04/07/2013

Tahrir bis: revolução ou golpe?


  Vivemos como em 1968 um ano de mobilização planetária. Povo na rua em toda parte. Possivelmente a maior de todas as manifestações  desse ano “quente” foi a do Cairo que precipitou a queda do presidente Mohamed Morsi, da Irmandade Muçulmana.

 Segunda onda revolucionária de “primavera árabe”? Golpe de estado? Democratas pelo mundo afora sentem-se literalmente “embananados” para definir o que acaba de ocorrer. Sua leitura pode ser de um “recall” popular,  prerrogativa que, na ausência de mecanismos institucionais regulares,  foi exercida na rua, aos milhões ou o velho golpe militar igualzinho tantos outros.
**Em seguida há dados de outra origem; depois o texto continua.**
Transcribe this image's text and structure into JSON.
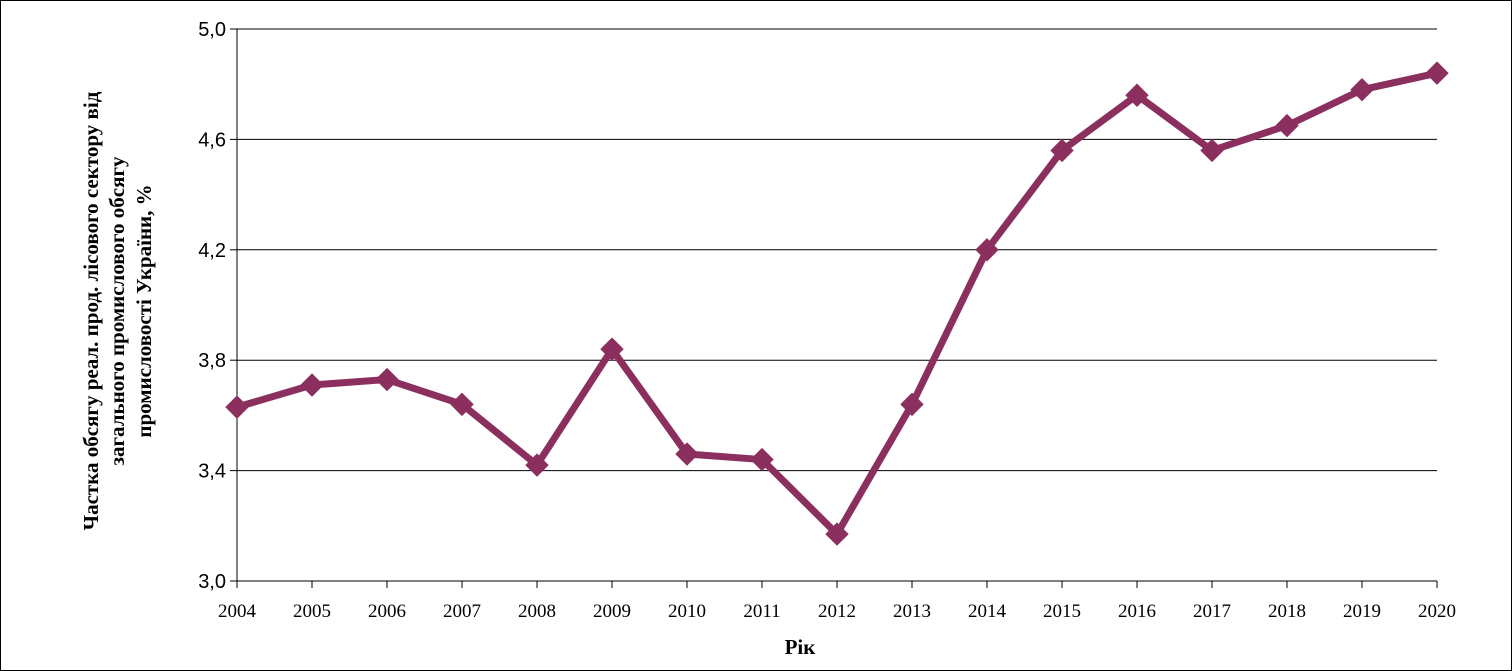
{
  "chart_data": {
    "type": "line",
    "title": "",
    "xlabel": "Рік",
    "ylabel_lines": [
      "Частка обсягу реал. прод. лісового сектору від",
      "загального промислового обсягу",
      "промисловості України, %"
    ],
    "x": [
      "2004",
      "2005",
      "2006",
      "2007",
      "2008",
      "2009",
      "2010",
      "2011",
      "2012",
      "2013",
      "2014",
      "2015",
      "2016",
      "2017",
      "2018",
      "2019",
      "2020"
    ],
    "series": [
      {
        "values": [
          3.63,
          3.71,
          3.73,
          3.64,
          3.42,
          3.84,
          3.46,
          3.44,
          3.17,
          3.64,
          4.2,
          4.56,
          4.76,
          4.56,
          4.65,
          4.78,
          4.84
        ]
      }
    ],
    "ylim": [
      3.0,
      5.0
    ],
    "yticks": [
      3.0,
      3.4,
      3.8,
      4.2,
      4.6,
      5.0
    ],
    "ytick_labels": [
      "3,0",
      "3,4",
      "3,8",
      "4,2",
      "4,6",
      "5,0"
    ],
    "grid": "horizontal",
    "legend": "none",
    "line_color": "#8B2F5E",
    "grid_color": "#000000"
  }
}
A resposta final virá com o tempo.
  O governo Morsi era legítimo, eleito por uma maioria clara, ainda que estreita, no segundo turno de uma eleição reconhecidamente limpa. Mas, seguindo a visão sectária e facciosa do seu partido islâmico, anti-laico,  ele entendeu que essa precária maioria o legitimava para governar de maneira hegemonista, sem um mínimo de pactuação com as oposições. Permitiu-se naquela democracia tão recente e precária uma espécie de chavismo islâmico, com a grande diferença que Chavez nunca chegou --salvo em um único referendo-- a perder a maioria enquanto Morsi teria certamente sido derrotado se tivesse convocado eleições antecipadas, como queriam as oposições.
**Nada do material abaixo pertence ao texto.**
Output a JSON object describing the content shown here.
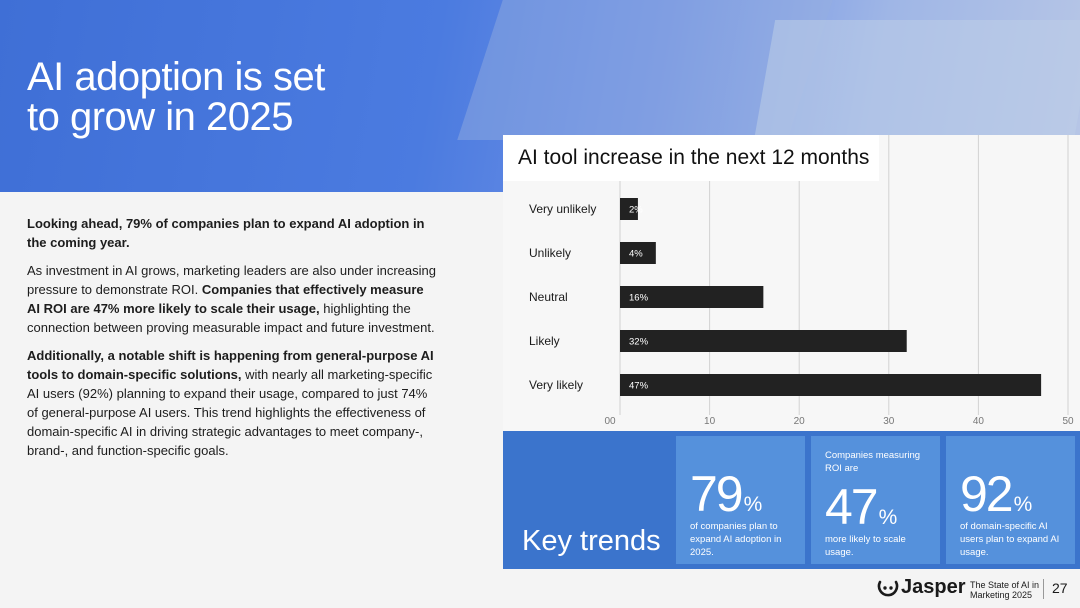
{
  "headline": {
    "line1": "AI adoption is set",
    "line2": "to grow in 2025"
  },
  "body": {
    "p1": "Looking ahead, 79% of companies plan to expand AI adoption in the coming year.",
    "p2_a": "As investment in AI grows, marketing leaders are also under increasing pressure to demonstrate ROI. ",
    "p2_b": "Companies that effectively measure AI ROI are 47% more likely to scale their usage,",
    "p2_c": " highlighting the connection between proving measurable impact and future investment.",
    "p3_a": "Additionally, a notable shift is happening from general-purpose AI tools to domain-specific solutions,",
    "p3_b": " with nearly all marketing-specific AI users (92%) planning to expand their usage, compared to just 74% of general-purpose AI users. This trend highlights the effectiveness of domain-specific AI in driving strategic advantages to meet company-, brand-, and function-specific goals."
  },
  "chart_data": {
    "type": "bar",
    "orientation": "horizontal",
    "title": "AI tool increase in the next 12 months",
    "categories": [
      "Very unlikely",
      "Unlikely",
      "Neutral",
      "Likely",
      "Very likely"
    ],
    "values": [
      2,
      4,
      16,
      32,
      47
    ],
    "value_labels": [
      "2%",
      "4%",
      "16%",
      "32%",
      "47%"
    ],
    "xticks": [
      "00",
      "10",
      "20",
      "30",
      "40",
      "50"
    ],
    "xlim": [
      0,
      50
    ],
    "bar_color": "#222222",
    "grid": true
  },
  "key_trends": {
    "label": "Key trends",
    "cards": [
      {
        "top": "",
        "value": "79",
        "unit": "%",
        "desc": "of companies plan to expand AI adoption in 2025."
      },
      {
        "top": "Companies measuring ROI are",
        "value": "47",
        "unit": "%",
        "desc": "more likely to scale usage."
      },
      {
        "top": "",
        "value": "92",
        "unit": "%",
        "desc": "of domain-specific AI users plan to expand AI usage."
      }
    ]
  },
  "footer": {
    "brand": "Jasper",
    "publication_line1": "The State of AI in",
    "publication_line2": "Marketing 2025",
    "page": "27"
  }
}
  Raras vezes um governo irritou a tanta gente em tão pouco tempo. Em menos de um ano Morsi isolou-se completamente e gerou uma revolta passional de milhões.
  O Egito estava mergulhado há vários meses numa profunda crise institucional exacerbada por --e exacerbadora de--  uma outra  brutal:  a da econômica à beira do abismo. Fuga de investimentos, colapso do turismo,  queda do padrão de vida com salários corroídos, aumento do desemprego, preços fora de controle, constantes apagões.  Em termos macroeconômicos, o beco sem saída: reservas esgotadas a mercê dos EUA, do Qatar e da Arábia Saudita para poder continuar alimentando o povo que depende de trigo subsidiado. 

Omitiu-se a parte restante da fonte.